I remember being too restless to read in the spring, picking up and putting down books.  I never finished Mailer’s Oswald, it was intimate and sad and yet almost too much so.  I found myself wanting to just get on with it, put off sometimes by the minutiae. (Hmmm, that is my complaint about McPherson right now…maybe I am beginning to demand more economy from authors as I realize I probably won’t ever finish reading the books I currently own plus there’s a pretty good chance I’m going to buy a few more in the next couple decades). I abandoned Mailer for the Benjamin Franklin biography which seemed to move along nicely, sensible yet rich, using details to enhance rather than pummel, something like the man himself.  After that the pace picked up, and I am trying to find time to read every day.
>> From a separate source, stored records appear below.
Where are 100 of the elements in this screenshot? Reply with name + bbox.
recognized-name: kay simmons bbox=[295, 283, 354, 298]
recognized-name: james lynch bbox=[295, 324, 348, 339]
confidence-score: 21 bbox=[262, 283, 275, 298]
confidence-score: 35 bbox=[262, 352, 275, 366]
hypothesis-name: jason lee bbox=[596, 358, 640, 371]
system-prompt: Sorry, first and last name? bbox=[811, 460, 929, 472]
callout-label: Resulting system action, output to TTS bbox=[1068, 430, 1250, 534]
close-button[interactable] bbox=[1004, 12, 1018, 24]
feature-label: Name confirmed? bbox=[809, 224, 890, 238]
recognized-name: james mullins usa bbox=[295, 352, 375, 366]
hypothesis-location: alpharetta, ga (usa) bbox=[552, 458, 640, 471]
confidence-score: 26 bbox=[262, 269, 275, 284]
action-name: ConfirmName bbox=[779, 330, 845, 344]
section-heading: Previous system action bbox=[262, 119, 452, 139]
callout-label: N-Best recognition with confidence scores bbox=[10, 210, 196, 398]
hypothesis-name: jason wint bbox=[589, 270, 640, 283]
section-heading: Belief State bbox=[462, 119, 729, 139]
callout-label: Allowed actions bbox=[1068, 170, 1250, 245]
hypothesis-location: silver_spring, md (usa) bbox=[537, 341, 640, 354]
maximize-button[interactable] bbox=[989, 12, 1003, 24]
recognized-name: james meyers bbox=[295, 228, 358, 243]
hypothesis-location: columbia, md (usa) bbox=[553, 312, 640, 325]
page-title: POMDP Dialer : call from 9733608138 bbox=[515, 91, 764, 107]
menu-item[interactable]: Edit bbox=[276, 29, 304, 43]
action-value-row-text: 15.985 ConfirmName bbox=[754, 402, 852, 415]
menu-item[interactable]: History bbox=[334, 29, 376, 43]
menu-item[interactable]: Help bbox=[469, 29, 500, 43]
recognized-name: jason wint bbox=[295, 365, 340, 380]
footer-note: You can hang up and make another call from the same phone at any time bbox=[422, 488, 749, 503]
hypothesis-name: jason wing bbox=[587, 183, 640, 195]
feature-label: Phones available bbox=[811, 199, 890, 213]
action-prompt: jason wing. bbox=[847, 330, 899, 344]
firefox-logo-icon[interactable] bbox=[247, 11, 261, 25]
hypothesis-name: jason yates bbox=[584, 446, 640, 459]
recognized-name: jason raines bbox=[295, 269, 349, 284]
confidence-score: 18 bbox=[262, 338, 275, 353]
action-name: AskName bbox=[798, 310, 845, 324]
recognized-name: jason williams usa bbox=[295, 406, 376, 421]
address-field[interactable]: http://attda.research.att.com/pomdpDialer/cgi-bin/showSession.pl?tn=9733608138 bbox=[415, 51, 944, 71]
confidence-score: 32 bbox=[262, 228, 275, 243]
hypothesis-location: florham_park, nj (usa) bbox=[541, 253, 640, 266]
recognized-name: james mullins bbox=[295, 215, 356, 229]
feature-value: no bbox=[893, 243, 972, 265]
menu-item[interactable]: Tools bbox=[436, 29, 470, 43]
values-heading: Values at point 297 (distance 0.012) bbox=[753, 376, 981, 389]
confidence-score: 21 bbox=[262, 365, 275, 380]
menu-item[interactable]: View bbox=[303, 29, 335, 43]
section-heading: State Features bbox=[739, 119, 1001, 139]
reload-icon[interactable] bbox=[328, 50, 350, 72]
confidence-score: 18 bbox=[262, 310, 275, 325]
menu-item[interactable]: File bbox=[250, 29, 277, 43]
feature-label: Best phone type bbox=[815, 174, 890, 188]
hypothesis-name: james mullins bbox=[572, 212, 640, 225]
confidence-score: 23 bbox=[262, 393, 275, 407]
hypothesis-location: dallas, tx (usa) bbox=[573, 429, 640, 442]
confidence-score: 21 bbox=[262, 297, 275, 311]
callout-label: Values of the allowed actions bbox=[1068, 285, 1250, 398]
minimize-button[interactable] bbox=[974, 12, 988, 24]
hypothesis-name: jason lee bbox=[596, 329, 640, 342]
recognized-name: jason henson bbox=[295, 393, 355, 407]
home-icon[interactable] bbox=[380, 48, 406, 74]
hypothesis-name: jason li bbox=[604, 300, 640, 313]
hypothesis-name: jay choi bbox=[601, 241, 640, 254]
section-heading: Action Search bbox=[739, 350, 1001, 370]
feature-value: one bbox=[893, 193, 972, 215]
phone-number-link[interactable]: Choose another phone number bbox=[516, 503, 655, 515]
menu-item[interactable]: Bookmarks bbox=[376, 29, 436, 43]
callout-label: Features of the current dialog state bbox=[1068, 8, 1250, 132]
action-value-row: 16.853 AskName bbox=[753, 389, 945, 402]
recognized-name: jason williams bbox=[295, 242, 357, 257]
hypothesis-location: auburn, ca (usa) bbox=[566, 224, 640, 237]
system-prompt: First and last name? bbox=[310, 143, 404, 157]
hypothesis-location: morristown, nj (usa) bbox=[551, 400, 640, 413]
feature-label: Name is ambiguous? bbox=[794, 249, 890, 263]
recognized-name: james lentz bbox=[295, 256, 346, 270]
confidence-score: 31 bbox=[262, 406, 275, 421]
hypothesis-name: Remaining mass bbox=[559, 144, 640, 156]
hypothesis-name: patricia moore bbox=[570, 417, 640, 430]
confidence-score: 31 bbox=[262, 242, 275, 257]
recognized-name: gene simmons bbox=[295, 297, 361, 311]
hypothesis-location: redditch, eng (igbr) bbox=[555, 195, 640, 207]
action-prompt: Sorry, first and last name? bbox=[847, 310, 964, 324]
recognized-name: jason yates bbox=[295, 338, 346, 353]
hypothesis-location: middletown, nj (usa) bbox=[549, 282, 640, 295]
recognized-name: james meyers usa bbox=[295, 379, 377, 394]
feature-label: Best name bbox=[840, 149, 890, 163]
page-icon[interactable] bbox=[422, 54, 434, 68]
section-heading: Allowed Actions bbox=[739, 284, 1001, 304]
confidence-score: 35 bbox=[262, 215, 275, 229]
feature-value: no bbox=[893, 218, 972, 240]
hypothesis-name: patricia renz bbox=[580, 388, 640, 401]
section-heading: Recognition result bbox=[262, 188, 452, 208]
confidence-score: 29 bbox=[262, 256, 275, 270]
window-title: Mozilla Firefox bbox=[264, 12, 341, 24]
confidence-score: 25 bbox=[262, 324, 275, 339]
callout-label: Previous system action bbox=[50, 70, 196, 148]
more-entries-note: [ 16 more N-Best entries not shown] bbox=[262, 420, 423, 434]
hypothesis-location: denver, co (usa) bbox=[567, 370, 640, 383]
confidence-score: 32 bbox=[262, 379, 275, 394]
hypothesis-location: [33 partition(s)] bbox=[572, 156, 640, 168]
Plus, I hope I get credit for reading thoughtful, lengthy volumes like McPherson’s single-volume Civil War history that I am working on right now.   My list for this year only has a couple guilty pleasures like Georgia Bottoms, about a woman surviving in a small town.  A wickedly funny, just almost unbelievable story. I loaned it to my mother who declared it dirty and then promptly lent it to all her friends.  I don’t count the Anne Perry mystery as fluff since its characters include real English royalty and her work can almost be considered historical fiction.

I did add a book to my library this week: a history of the Battle of Chickamauga by Glenn Tucker that was displayed at the local junk store across the highway from the farm.  I stop in now and then to see what they’ve got.  Besides the book, I found an oversized mug and saucer by Staffordshire with The Farmers Arms poem printed on both cup and saucer.  It seemed appropriate.  And it may even be worth more than I paid…Antiques Roadshow here I come! They gave me the $3 box for free. Good thing since it turned out that the hinge was broken.  But I like the place: a nice jumble of old and not so new, kind of organized but also not so much with the stuff that doesn’t sell getting pushed to the back as they fill up the front and spill over into the parking lot in front.

And now it’s back to McPherson…we’ve made it past Fort Sumter but not to Manassas….it’s going to be a long war.